Mais le message est clair. Sans attendre le 1er janvier 2008, le Niger veut un meilleur prix. Sinon, les futurs permis d’exploration seront réservés aux Chinois. « Il est tout à fait normal que le Niger soit aujourd’hui une fille choyée », dit joliment le chef du gouvernement nigérien. Et une fille choyée, il n’y a pas qu’un seul homme qui l’aime. Chaque homme aimerait l’obtenir »
Depuis le regain d’intérêt pour le nucléaire civil dans le monde, il est vrai que la mariée est devenue belle. Alors l’amant chinois va-t-il ravir l’épouse nigérienne au mari français ? Le 31 juillet, Nicolas Sarkozy et Mamadou Tandja se sont téléphoné. « La conversation a été extrêmement amicale et chaleureuse », dit-on à Paris. Le lendemain, le président Tandja a déclaré que le Niger n’avait « nullement l’intention de chasser » Areva, mais voulait seulement que « chacun trouve son compte dans l’exploitation de l’uranium ». Le 4 août, Jean-Marie Bockel devait se rendre à Niamey pour rétablir « la confiance » entre le Niger et la France.

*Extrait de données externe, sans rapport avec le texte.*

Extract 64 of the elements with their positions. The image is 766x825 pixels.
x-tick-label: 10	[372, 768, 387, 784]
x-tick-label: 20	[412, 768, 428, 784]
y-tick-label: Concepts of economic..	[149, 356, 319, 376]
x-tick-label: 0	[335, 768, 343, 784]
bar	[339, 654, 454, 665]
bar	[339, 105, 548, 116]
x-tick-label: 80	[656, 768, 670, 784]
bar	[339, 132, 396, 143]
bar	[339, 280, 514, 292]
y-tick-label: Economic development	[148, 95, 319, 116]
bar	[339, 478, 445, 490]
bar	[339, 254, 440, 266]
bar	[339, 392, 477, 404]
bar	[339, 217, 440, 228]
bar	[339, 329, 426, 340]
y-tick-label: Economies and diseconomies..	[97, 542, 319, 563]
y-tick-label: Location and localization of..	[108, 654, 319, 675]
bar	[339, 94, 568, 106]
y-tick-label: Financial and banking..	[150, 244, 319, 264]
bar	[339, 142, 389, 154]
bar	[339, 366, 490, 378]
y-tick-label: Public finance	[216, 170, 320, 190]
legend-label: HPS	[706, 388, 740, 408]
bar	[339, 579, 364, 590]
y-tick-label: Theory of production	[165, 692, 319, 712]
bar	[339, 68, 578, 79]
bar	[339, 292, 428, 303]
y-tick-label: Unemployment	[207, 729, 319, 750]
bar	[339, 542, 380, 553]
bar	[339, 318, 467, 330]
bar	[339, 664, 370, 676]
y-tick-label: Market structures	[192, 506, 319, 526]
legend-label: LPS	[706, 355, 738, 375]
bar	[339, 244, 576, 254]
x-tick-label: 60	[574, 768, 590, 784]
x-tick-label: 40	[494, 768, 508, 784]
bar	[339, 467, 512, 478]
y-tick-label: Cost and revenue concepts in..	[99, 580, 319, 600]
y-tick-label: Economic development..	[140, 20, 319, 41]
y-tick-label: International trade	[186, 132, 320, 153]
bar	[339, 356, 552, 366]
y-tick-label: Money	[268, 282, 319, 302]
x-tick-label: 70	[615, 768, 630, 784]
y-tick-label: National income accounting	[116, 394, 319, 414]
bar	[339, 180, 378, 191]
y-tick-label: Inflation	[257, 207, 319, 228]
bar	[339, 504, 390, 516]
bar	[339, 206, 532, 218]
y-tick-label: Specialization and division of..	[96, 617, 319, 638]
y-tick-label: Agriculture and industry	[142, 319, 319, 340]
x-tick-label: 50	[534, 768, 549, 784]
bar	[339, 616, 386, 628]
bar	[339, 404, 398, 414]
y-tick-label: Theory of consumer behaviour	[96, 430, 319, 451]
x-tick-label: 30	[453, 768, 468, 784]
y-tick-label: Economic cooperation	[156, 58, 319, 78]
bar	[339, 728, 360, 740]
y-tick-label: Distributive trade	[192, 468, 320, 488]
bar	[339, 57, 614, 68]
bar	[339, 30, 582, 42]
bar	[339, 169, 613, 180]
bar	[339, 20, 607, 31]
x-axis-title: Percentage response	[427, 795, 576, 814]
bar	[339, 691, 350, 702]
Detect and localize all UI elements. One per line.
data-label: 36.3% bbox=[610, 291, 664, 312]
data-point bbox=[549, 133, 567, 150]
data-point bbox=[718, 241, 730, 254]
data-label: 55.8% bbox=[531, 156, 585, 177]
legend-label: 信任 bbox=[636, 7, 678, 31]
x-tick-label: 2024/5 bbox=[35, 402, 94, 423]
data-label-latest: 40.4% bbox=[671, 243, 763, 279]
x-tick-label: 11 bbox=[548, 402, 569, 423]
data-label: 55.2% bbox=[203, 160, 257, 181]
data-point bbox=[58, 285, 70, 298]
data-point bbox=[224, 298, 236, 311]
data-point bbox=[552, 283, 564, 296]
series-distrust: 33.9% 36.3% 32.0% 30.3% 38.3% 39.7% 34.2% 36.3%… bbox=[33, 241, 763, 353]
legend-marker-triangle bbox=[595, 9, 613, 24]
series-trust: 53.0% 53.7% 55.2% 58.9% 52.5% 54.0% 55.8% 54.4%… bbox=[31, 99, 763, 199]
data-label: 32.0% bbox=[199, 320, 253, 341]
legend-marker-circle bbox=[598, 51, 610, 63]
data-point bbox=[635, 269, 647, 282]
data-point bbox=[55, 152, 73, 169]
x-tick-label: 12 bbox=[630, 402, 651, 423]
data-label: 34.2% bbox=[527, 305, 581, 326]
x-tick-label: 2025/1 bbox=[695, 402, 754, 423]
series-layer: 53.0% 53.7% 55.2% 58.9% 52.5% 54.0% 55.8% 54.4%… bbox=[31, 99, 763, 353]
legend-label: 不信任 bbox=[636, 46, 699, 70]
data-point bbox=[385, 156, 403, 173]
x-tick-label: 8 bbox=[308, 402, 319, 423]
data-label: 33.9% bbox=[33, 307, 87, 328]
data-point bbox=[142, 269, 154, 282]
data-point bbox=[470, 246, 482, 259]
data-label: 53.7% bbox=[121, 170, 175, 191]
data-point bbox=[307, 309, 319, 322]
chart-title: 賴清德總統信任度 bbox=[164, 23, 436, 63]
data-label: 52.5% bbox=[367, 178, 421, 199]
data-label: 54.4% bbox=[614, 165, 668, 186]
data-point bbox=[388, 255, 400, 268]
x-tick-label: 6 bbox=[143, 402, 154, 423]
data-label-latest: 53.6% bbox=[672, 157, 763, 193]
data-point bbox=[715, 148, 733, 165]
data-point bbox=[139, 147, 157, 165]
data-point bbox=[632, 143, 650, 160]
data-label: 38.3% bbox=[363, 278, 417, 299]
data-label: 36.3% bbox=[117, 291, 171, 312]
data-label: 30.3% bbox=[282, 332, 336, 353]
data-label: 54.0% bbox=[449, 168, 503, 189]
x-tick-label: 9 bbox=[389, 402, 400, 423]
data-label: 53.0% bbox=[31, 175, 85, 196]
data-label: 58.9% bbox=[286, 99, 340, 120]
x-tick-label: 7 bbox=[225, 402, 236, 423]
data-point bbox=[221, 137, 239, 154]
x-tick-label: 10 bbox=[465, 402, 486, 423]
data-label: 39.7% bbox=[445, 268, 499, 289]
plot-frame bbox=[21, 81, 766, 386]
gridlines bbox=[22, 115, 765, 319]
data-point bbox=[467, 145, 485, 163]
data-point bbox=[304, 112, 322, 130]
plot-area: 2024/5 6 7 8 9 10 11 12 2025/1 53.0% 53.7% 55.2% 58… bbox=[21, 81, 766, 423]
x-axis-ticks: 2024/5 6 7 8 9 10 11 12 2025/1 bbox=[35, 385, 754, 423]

Aujourd’hui, la confiance se mesure au nombre de permis d’exploration. Sur la vingtaine en négociation, les Chinois en auraient obtenu la moitié. Les Français espèrent en arracher quatre ou cinq Cela dit, Paris n’est pas qu’un partenaire commercial. Comme en 1995, la France, aux côtés de l’Algérie et du Burkina, peut exercer une certaine influence sur les rebelles pour les ramener à la raison. Et comme dit un proche du dossier à Paris, « avec Tandja, il faut remettre les choses au carré, et nous l’aiderons ».